El otro día salió la noticia de que Marie Kondo ha tenido tres hijos y se ha retirado de mantener la casa en perfecto orden.
Me parece una noticia trivial, graciosa.
Pero lo que más me hace gracia son las reacciones de personas que se han sentido liberadas mentalmente de esa enorme presión mediática por el orden.
Porque entienden ordenar como el mero acto de mover piezas hasta resolver el puzle. Y cuando el puzle se ha roto, se acabó el orden.
Incluso me atrevo a decir que existen diferentes tipos de orden, tantos como tipos de personas. Y pulcritud no implica limpieza, igual que dispersión no implica caos.
De hecho, podríamos decir que Marie Kondo ha decidido mover el concepto de orden desde sus muebles hacia sus hijos para, precisamente, mantener el orden en su vida. Y eso es muy valioso también.
Que haya decidido cambiar, no implica que sus teorías fueran inválidas. Tampoco te legitima para no buscar las tuyas. Ella solo era una más que nos intentaba explicar cómo hacer nuestra vida mejor.
Sin embargo, ya sé lo que me chirría de tantas lecciones que veo por todos lados para hackear tu vida.
Es la asunción de que el camino hacia la mejora personal pasa por la optimización de la productividad.
Vaya, que solo hay una forma de hacer las cosas y todos debemos ir a por ella.
Encima, es la forma capitalista que tanto nos encanta (yey!)
Es centrarse en el qué y no en el cómo.
Tenemos que ser los más organizados.
Tenemos que ser los más productivos.
Tenemos que tener la casa como en un catálogo de IKEA.
Cuando lo realmente importante es por qué queremos hacer eso y, en caso de lograrlo, qué vamos a hacer luego con ese orden o con ese tiempo ganado.

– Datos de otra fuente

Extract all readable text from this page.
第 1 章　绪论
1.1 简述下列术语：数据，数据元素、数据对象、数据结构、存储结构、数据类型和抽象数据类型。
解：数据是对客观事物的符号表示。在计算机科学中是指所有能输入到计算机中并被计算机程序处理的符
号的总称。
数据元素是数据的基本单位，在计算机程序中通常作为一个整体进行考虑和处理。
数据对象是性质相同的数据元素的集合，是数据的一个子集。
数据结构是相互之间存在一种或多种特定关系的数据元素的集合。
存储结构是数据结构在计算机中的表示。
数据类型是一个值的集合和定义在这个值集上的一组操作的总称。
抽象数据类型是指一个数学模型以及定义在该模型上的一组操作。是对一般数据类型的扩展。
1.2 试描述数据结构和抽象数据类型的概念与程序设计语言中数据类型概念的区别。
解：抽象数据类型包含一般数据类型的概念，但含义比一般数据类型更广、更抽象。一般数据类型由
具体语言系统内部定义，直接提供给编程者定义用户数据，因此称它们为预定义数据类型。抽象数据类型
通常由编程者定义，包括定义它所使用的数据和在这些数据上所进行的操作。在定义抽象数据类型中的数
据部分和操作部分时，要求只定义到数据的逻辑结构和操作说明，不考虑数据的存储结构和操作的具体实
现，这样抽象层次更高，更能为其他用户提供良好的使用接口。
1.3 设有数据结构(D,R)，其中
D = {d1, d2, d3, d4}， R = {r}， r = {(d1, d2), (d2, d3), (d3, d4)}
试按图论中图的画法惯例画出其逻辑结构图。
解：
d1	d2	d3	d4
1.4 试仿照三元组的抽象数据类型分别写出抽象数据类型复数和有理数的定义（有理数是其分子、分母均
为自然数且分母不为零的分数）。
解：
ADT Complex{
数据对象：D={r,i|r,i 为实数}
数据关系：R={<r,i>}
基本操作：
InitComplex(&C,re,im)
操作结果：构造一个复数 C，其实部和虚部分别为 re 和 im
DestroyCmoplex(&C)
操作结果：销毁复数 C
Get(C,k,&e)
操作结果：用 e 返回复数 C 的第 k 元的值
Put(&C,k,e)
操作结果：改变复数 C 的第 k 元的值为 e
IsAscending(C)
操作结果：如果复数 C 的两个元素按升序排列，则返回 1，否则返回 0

También os digo, la culpa no siempre es de quien emite. Al fin y al cabo, estos mensajes se lanzan en diferido y la responsabilidad en ciertos casos también es nuestra para saber qué consumir y cómo interpretarlo.
Con la vida pasa igual, nos creamos el compromiso de que tenemos que hacer las cosas a un determinado tiempo, porque la sociedad lo dicta así.
Y si alguien se sale de ese ritmo —por veloz o por lento—, hay que reconducirle a base de nociones de productividad genéricas.
Todo esto lleva a comparativas de estándares, en lugar de alimentarnos de la diversidad de ritmos que hacen a cada persona feliz.
Estos temas a mí me generan desasosiego porque en ciertas cosas siento que llevo un ritmo muy lento y, en otras, muy rápido, respecto a lo que se supone que debe estar haciendo una persona de mi edad en mi contexto.